As can be seen in the example below, I expected that decorating a kernel function with batch doesn't change the return shape of the kernel function, i.e. both res_5 and res_10 below should have shape (50, 50, 10).

import numpy as np

import haiku as hk
import jax
import neural_tangents as nt

def mlp(x):
    net = hk.Sequential(
        [
            hk.Flatten(),
            hk.Linear(300),
            jax.nn.relu,
            hk.Linear(100),
            jax.nn.relu,
            hk.Linear(10),
        ]
    )
    return net(x)

key = jax.random.PRNGKey(42)
net_transformed = hk.without_apply_rng(hk.transform(mlp))
params = net_transformed.init(key, np.zeros((1, 1, 28, 28)))

test_x = np.random.rand(50, 1, 28, 28)
kernel_fn = nt.empirical_ntk_fn(f=net_transformed.apply, trace_axes=(), diagonal_axes=(-1,),
                                vmap_axes=0, implementation=2)
batched_fn = nt.batch(kernel_fn, device_count=-1, batch_size=10)
res_10 = batched_fn(test_x, test_x, params)
print(res_10.shape)  # (25, 10, 10, 10)

kernel_fn = nt.empirical_ntk_fn(f=net_transformed.apply, trace_axes=(), diagonal_axes=(-1,),
                                vmap_axes=0, implementation=2)
batched_fn = nt.batch(kernel_fn, device_count=-1, batch_size=5)
res_5 = batched_fn(test_x, test_x, params)
print(res_5.shape)  # (100, 5, 5, 10)

assert not np.allclose(res_10.flatten(), res_5.flatten())

The version of neural_tangent is 0.3.5

sschoenholz commented 3 years ago

Hi @qixuanf, thanks for the message. You've definitely found a bug! I think the issue is that we introduced diagonal_axes into the empirical kernel but didn't fully build out support for it in the batching code. For now, can you try setting diagonal_axes=()? I'll try to submit a fix soon, but it may take slightly longer than normal since NeurIPS is going on at the moment.

qixuanf commented 3 years ago

Thanks! Sure, I will not use this argument for the moment.

dvtailor commented 3 years ago

Is there an update on this. Setting diagonal_axes=() is not really a perfect solution as in many settings it increases evaluation time quite considerably, and unnecessary when off-diagonal entries are not needed.

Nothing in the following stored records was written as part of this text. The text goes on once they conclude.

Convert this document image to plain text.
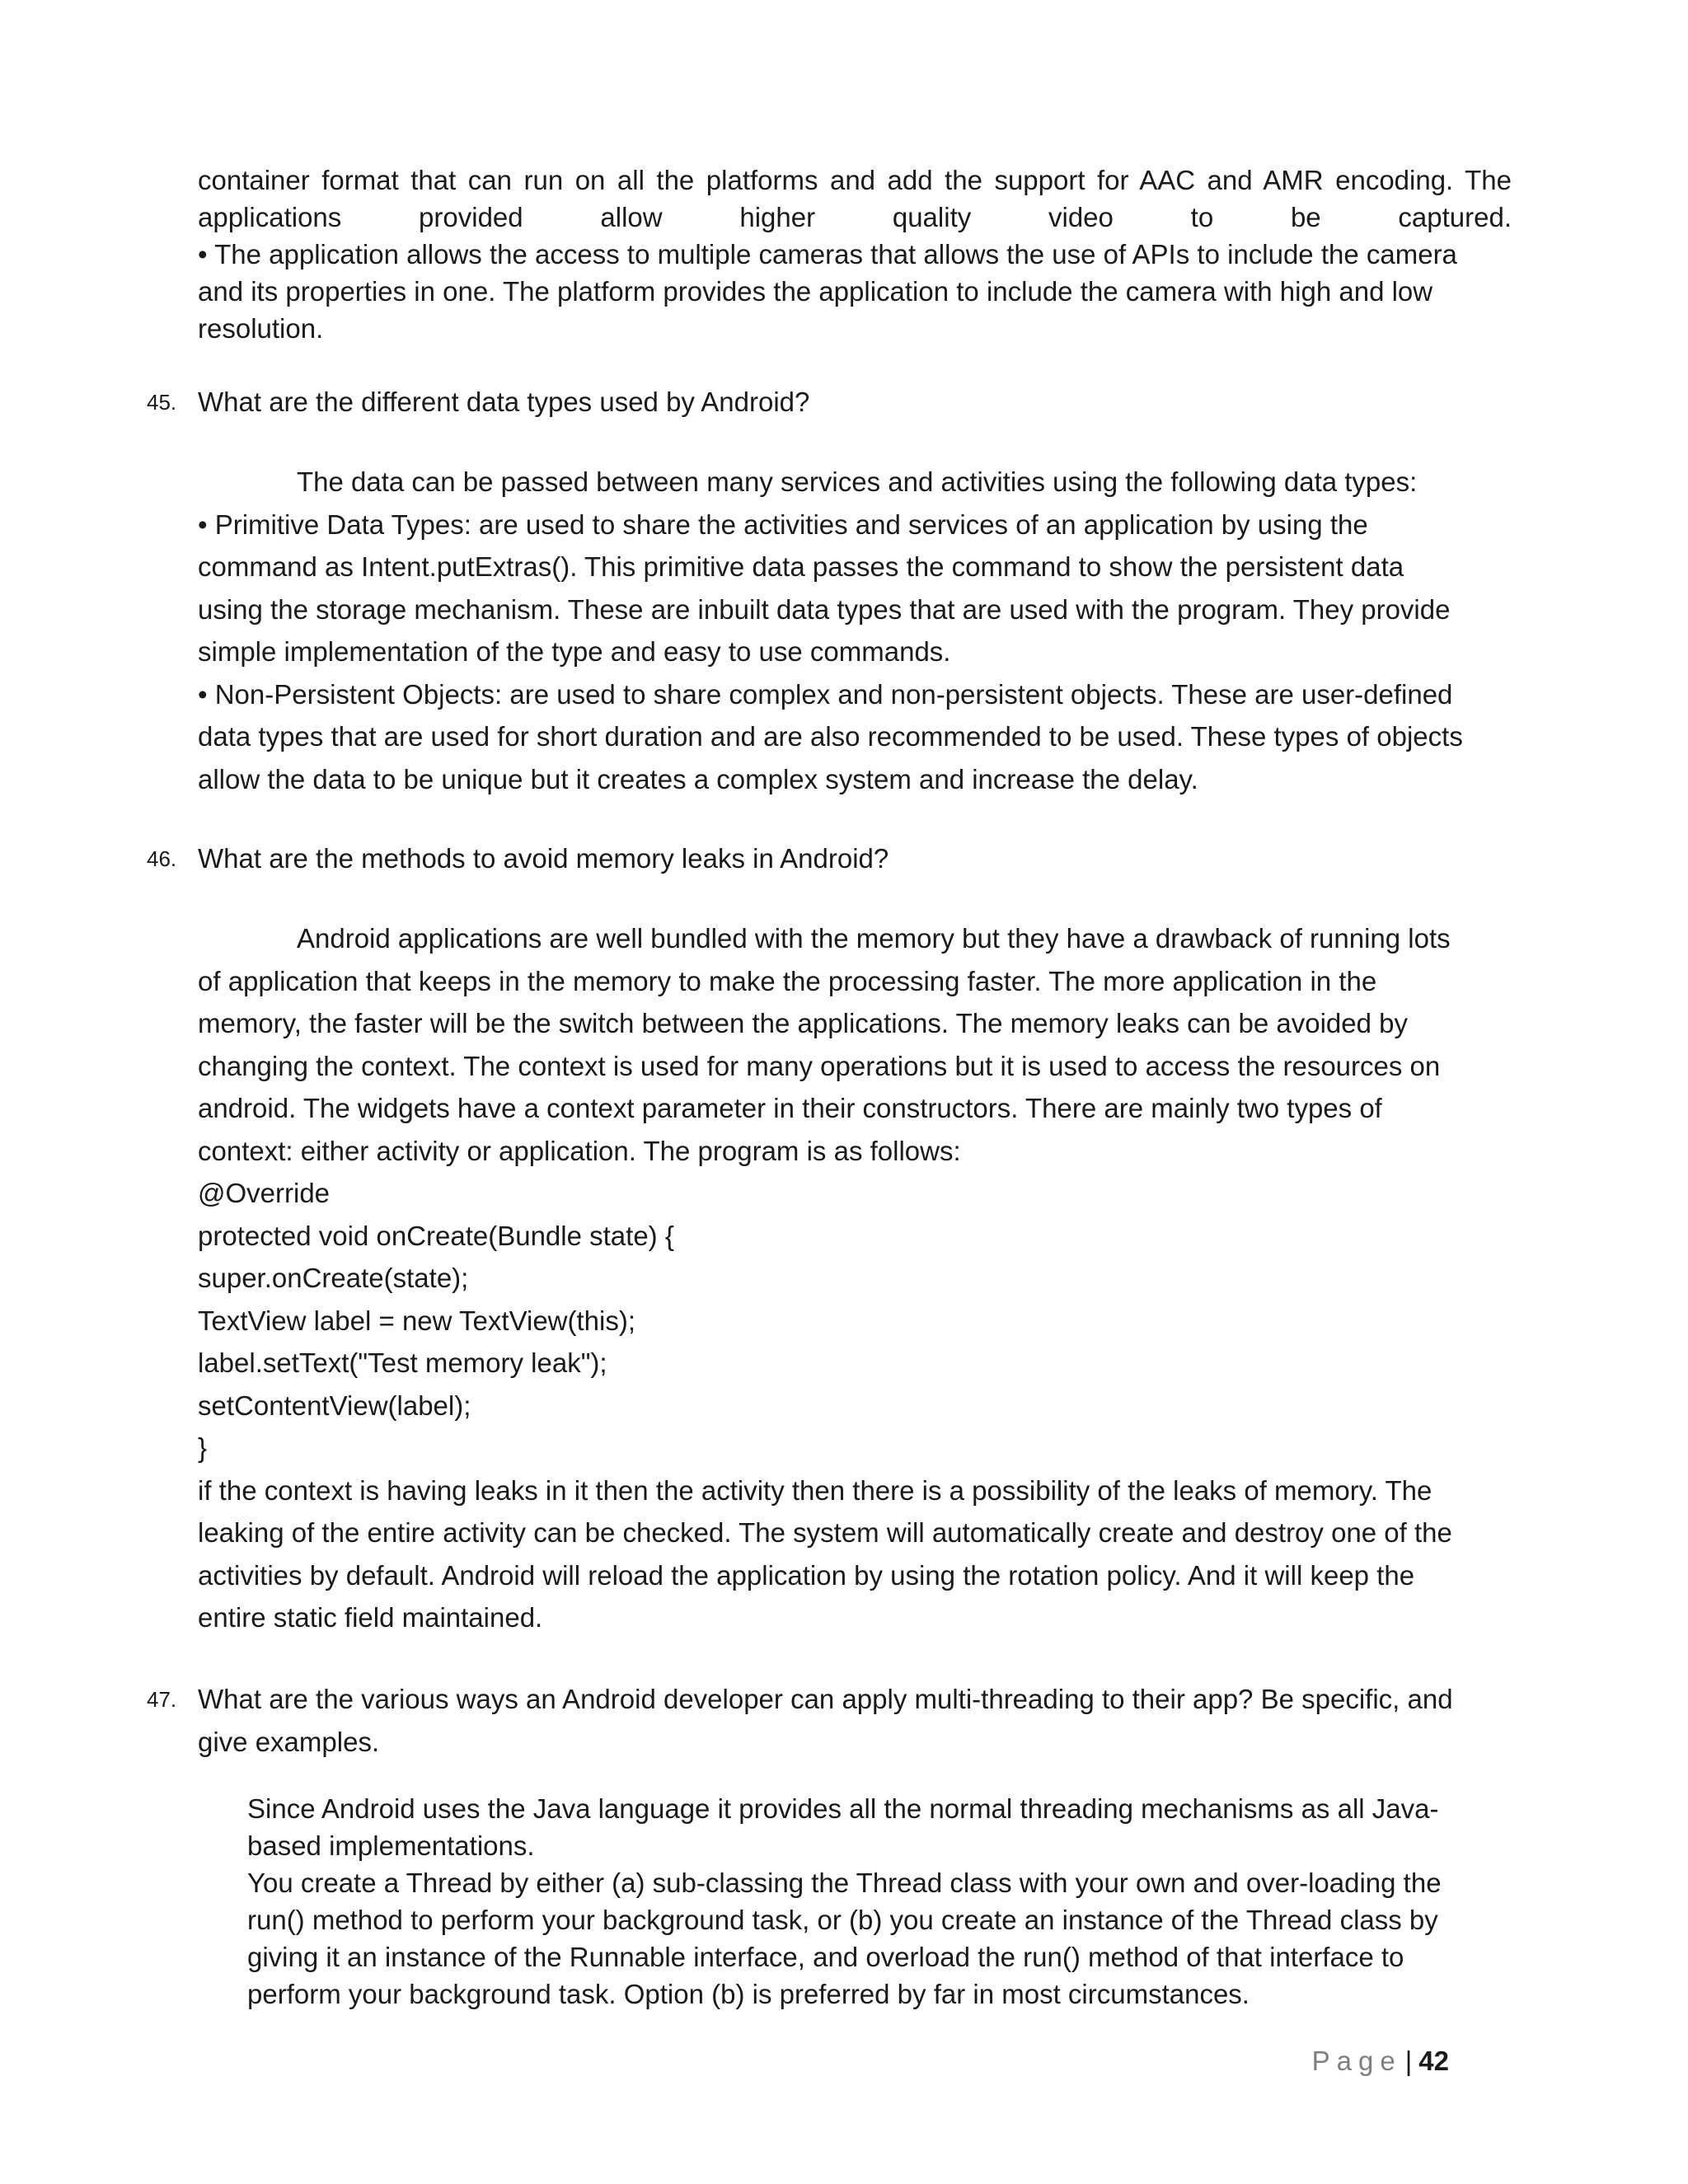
container format that can run on all the platforms and add the support for AAC and AMR encoding. The
applications provided allow higher quality video to be captured.
• The application allows the access to multiple cameras that allows the use of APIs to include the camera
and its properties in one. The platform provides the application to include the camera with high and low
resolution.
45. What are the different data types used by Android?
The data can be passed between many services and activities using the following data types:
• Primitive Data Types: are used to share the activities and services of an application by using the
command as Intent.putExtras(). This primitive data passes the command to show the persistent data
using the storage mechanism. These are inbuilt data types that are used with the program. They provide
simple implementation of the type and easy to use commands.
• Non-Persistent Objects: are used to share complex and non-persistent objects. These are user-defined
data types that are used for short duration and are also recommended to be used. These types of objects
allow the data to be unique but it creates a complex system and increase the delay.
46. What are the methods to avoid memory leaks in Android?
Android applications are well bundled with the memory but they have a drawback of running lots
of application that keeps in the memory to make the processing faster. The more application in the
memory, the faster will be the switch between the applications. The memory leaks can be avoided by
changing the context. The context is used for many operations but it is used to access the resources on
android. The widgets have a context parameter in their constructors. There are mainly two types of
context: either activity or application. The program is as follows:
@Override
protected void onCreate(Bundle state) {
super.onCreate(state);
TextView label = new TextView(this);
label.setText("Test memory leak");
setContentView(label);
}
if the context is having leaks in it then the activity then there is a possibility of the leaks of memory. The
leaking of the entire activity can be checked. The system will automatically create and destroy one of the
activities by default. Android will reload the application by using the rotation policy. And it will keep the
entire static field maintained.
47. What are the various ways an Android developer can apply multi-threading to their app? Be specific, and
give examples.
Since Android uses the Java language it provides all the normal threading mechanisms as all Java-
based implementations.
You create a Thread by either (a) sub-classing the Thread class with your own and over-loading the
run() method to perform your background task, or (b) you create an instance of the Thread class by
giving it an instance of the Runnable interface, and overload the run() method of that interface to
perform your background task. Option (b) is preferred by far in most circumstances.
Page | 42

sschoenholz commented 3 years ago

Thanks for pinging this, it had slipped my mind. Batching should now work correctly with diagonal_axes and trace_axes for empirical kernels as of fd1611660c87edcb0c2e50403f691b60d2cc252b. If something still seems off, please don't hesitate to let us know!

romanngg commented 3 years ago

Will close this as fixed, please create a new issue if something is still not working!